This was less likely in the days when many of our colleagues were partners in fee-for-service groups. But since employment is increasingly common, firings are increasingly common as well.

Among the reasons I have heard? Loss of contract is way up there. We all know the drill because we've seen it again and again. Hospital administration negotiates more lucrative contracts with separate groups or corporations. Subsequently, physicians who have invested their lives into their local hospitals and communities are cast into the darkness.

Often it has to do with metrics. The fired physician wasn't fast enough, which means, in all too many cases, a good physician was saddled with a reprehensible EMR and told to be thorough and make no serious mistakes, make patients happy by sitting and talking to them, see patients fast enough so that no patient leaves without being seen and that all the proper metrics are met for throughput goals, and chart all of it in an easily billed and contemporaneous manner. This is a conundrum everyone faces from time to time these days.

Some have been fired or threatened with lost pay over insufficiently stellar satisfaction scores.

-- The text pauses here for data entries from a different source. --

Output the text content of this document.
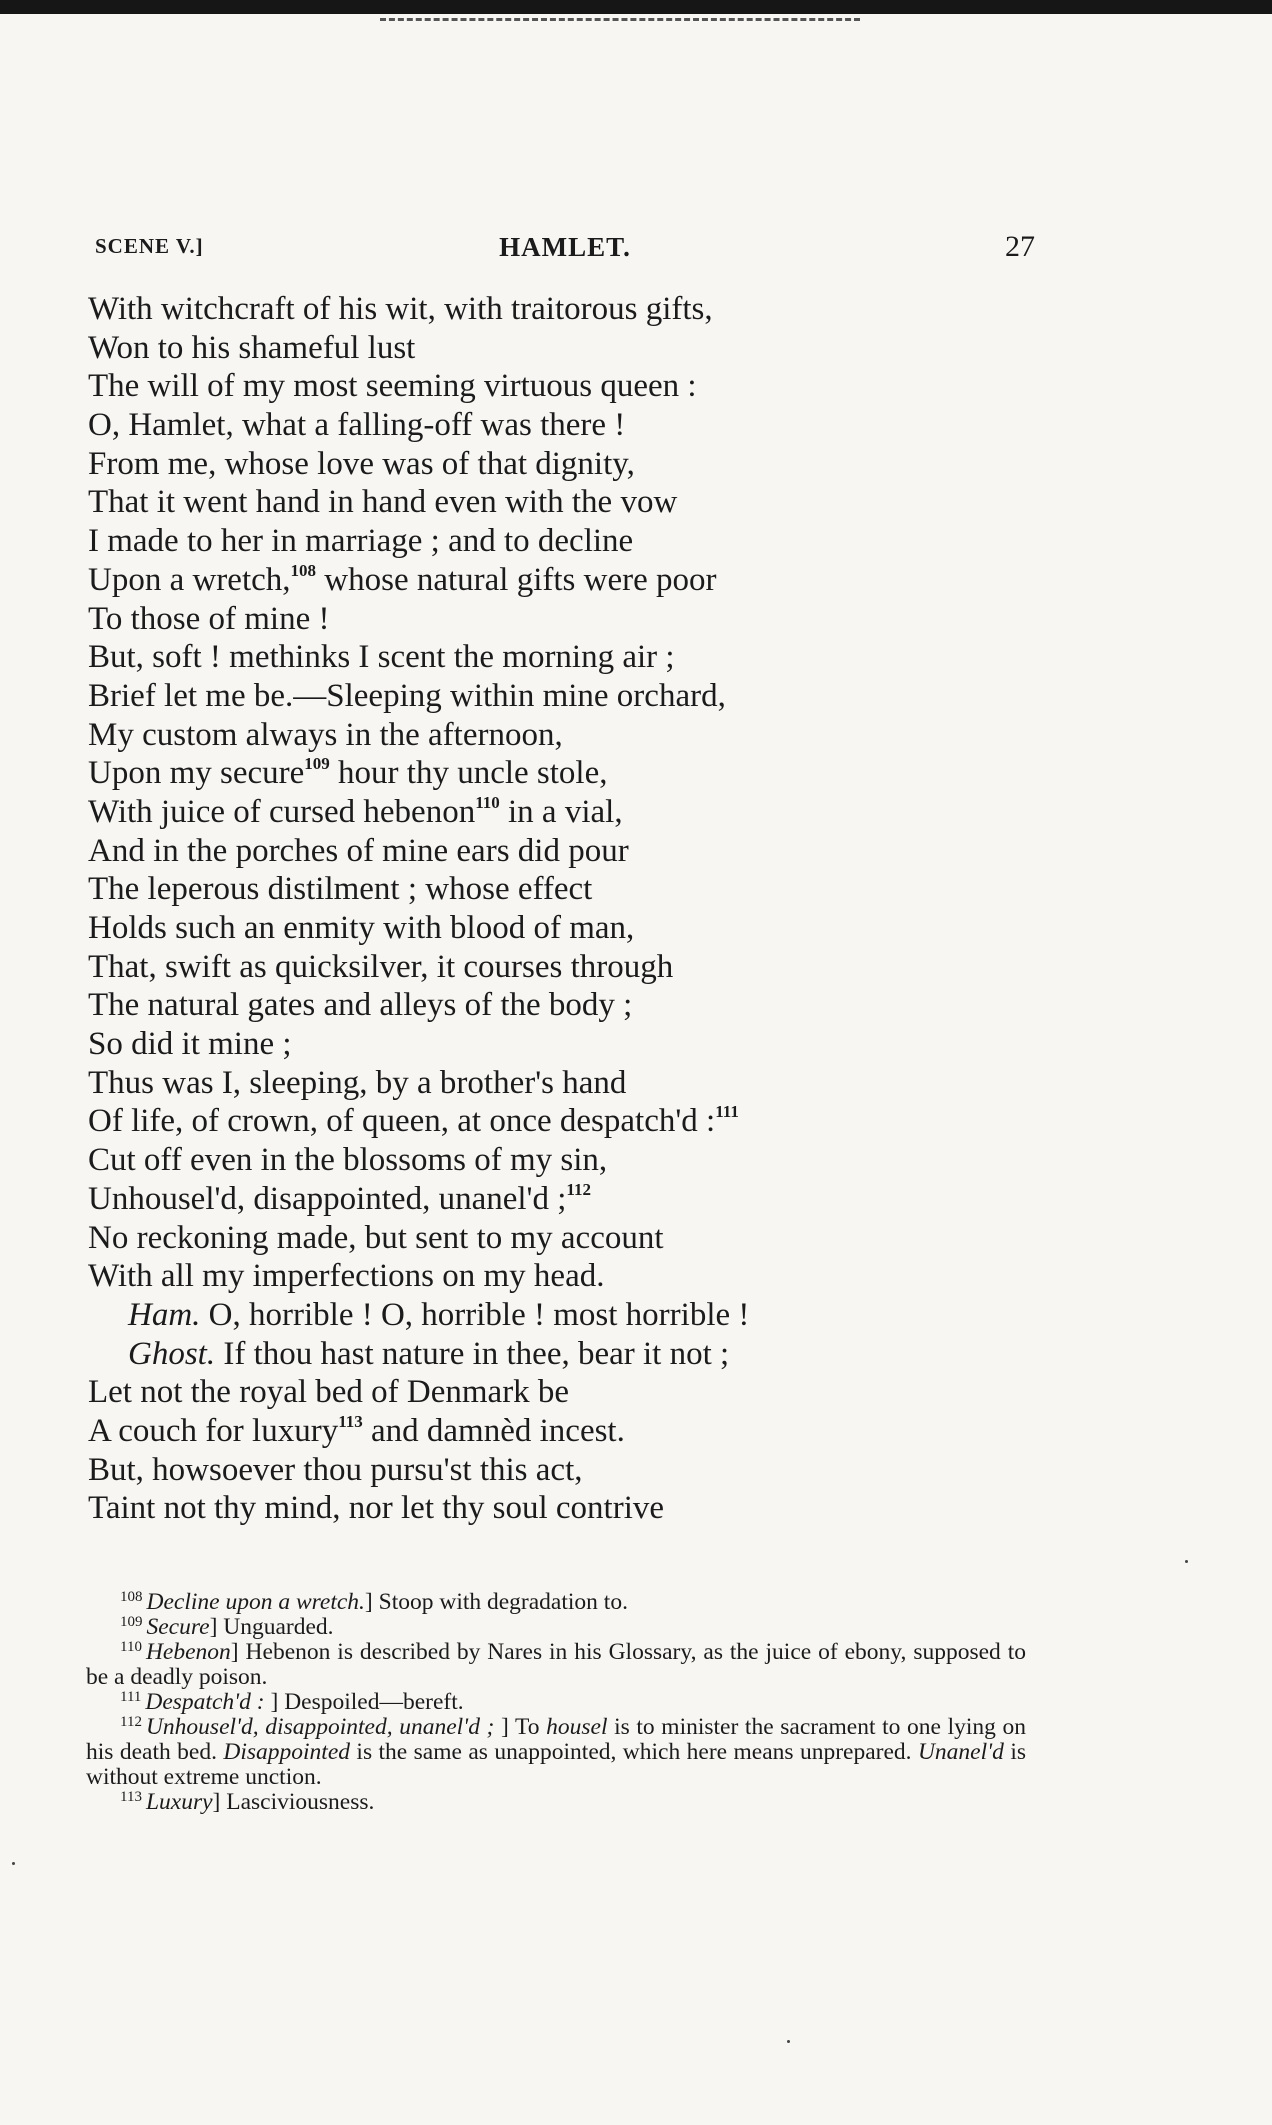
SCENE V.]	HAMLET.	27
With witchcraft of his wit, with traitorous gifts,
Won to his shameful lust
The will of my most seeming virtuous queen :
O, Hamlet, what a falling-off was there !
From me, whose love was of that dignity,
That it went hand in hand even with the vow
I made to her in marriage ; and to decline
Upon a wretch,$^{108}$ whose natural gifts were poor
To those of mine !
But, soft ! methinks I scent the morning air ;
Brief let me be.—Sleeping within mine orchard,
My custom always in the afternoon,
Upon my secure$^{109}$ hour thy uncle stole,
With juice of cursed hebenon$^{110}$ in a vial,
And in the porches of mine ears did pour
The leperous distilment ; whose effect
Holds such an enmity with blood of man,
That, swift as quicksilver, it courses through
The natural gates and alleys of the body ;
So did it mine ;
Thus was I, sleeping, by a brother's hand
Of life, of crown, of queen, at once despatch'd :$^{111}$
Cut off even in the blossoms of my sin,
Unhousel'd, disappointed, unanel'd ;$^{112}$
No reckoning made, but sent to my account
With all my imperfections on my head.
Ham. O, horrible ! O, horrible ! most horrible !
Ghost. If thou hast nature in thee, bear it not ;
Let not the royal bed of Denmark be
A couch for luxury$^{113}$ and damnèd incest.
But, howsoever thou pursu'st this act,
Taint not thy mind, nor let thy soul contrive
$^{108}$ Decline upon a wretch.] Stoop with degradation to.
$^{109}$ Secure] Unguarded.
$^{110}$ Hebenon] Hebenon is described by Nares in his Glossary, as the juice of ebony, supposed to be a deadly poison.
$^{111}$ Despatch'd : ] Despoiled—bereft.
$^{112}$ Unhousel'd, disappointed, unanel'd ; ] To housel is to minister the sacrament to one lying on his death bed. Disappointed is the same as unappointed, which here means unprepared. Unanel'd is without extreme unction.
$^{113}$ Luxury] Lasciviousness.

Sadly, statistical analysis does not account for situations where abusive, aggressive patients threaten staff or constantly seek narcotics and the physician in question struggles to consider them “valued customers.”

What else? Daring to speak opinions that are not in agreement with department policy or collectivized values, such as speaking out against advertised door-to-doc times. We'll see more of this, rest assured, as medical science is subsumed by political and cultural pressures.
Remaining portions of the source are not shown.